Merlin. Even on a normal date, he'd still be a holy terror. "Are we going, or not?"

"Are you going to insist on acting like a rabid little hellion the whole evening, or can I trust you to keep your hands to yourself?"

"Only if you promise to stop objectifying me. Otherwise, I'll put my bathrobe back, on and you can take me out like that."

Draco chuckled. "Only you would find that less embarrassing. I don't see what you're complaining about, Granger. You've definitely got the goods for that dress."

"So, bathrobe it is, then?"

"No, no, no. My evening. My rules. The dress stays."

Hermione rolled her eyes. "Whatever. Let me just see if I have any shoes that will go with it."

She walked over to her closet and rifled through her shoe selection.

She felt him before she heard him. An arm darted out past her head and seized a six-inch strappy black heel. "Wear these."

"You can't be serious."

"They're your shoes, Granger."

"I wore them once at a fancy-dress party, and I couldn't even make it half the night before I transfigured them into flats."

He shrugged. "What can I say? They go with the dress."

"That is to say that they add to the whole 'cheap hooker' thing."

"Again. Your shoes."

She signed. "Malfoy, I understand the whole point of this evening is to humiliate me, but this is actual physical torture."

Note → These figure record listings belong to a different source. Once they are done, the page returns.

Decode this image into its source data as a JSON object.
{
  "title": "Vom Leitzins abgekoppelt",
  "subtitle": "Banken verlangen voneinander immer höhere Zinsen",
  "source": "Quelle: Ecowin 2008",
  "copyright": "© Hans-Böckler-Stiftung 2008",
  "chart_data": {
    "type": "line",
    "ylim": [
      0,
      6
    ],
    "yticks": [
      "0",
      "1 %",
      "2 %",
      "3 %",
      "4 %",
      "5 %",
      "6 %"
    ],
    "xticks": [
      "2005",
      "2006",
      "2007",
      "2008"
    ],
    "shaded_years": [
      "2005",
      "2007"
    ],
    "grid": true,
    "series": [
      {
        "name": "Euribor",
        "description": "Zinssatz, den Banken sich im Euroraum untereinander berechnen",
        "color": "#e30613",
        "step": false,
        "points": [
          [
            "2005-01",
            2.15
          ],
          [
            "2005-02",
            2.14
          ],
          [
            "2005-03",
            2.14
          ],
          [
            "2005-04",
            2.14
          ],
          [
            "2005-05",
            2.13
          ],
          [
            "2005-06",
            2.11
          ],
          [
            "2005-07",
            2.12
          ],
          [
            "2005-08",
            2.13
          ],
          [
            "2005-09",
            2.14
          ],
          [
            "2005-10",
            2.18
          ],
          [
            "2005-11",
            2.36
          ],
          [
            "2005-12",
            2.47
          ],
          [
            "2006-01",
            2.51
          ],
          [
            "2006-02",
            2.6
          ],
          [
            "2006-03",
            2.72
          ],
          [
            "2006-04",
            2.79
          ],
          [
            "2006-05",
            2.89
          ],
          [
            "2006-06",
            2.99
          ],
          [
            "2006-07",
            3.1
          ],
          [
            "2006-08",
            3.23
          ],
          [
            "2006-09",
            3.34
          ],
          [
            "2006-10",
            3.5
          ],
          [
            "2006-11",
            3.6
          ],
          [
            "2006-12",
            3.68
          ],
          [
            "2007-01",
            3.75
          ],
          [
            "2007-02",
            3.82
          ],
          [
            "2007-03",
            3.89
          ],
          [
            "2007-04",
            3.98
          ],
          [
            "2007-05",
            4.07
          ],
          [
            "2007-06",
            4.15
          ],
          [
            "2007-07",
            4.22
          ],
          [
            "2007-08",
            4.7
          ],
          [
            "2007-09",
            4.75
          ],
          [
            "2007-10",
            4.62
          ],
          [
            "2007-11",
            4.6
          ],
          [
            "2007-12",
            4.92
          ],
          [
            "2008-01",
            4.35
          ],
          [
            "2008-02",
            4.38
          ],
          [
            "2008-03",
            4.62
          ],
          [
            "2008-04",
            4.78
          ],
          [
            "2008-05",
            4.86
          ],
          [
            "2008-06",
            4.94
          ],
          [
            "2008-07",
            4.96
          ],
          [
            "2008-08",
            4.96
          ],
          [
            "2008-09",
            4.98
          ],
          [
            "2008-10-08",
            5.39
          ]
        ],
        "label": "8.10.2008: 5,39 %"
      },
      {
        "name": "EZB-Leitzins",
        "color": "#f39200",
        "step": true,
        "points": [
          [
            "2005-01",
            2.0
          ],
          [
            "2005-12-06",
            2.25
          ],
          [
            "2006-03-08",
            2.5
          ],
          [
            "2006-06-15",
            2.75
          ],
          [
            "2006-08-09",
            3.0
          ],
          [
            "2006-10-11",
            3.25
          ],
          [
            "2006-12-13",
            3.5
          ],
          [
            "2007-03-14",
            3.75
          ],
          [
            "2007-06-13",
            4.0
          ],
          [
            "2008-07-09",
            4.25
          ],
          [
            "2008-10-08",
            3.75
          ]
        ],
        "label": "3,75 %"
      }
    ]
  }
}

He bit his lip, his eyes moving from the lethal stiletto in his hand to her dainty feet. "I'll tell you what, Granger. If you wear them, I'll put a charm on your feet. That way, we both win. You'll feel

like you're wearing house slippers the entire evening, but your legs will go on for miles, and your arse will positively devastate."

She narrowed his eyes at him. "When this is all over, you will pay."

He grinned, tucking a damp curl behind her ear. "It's the worst date ever, Granger. I thought we'd at least go Dutch."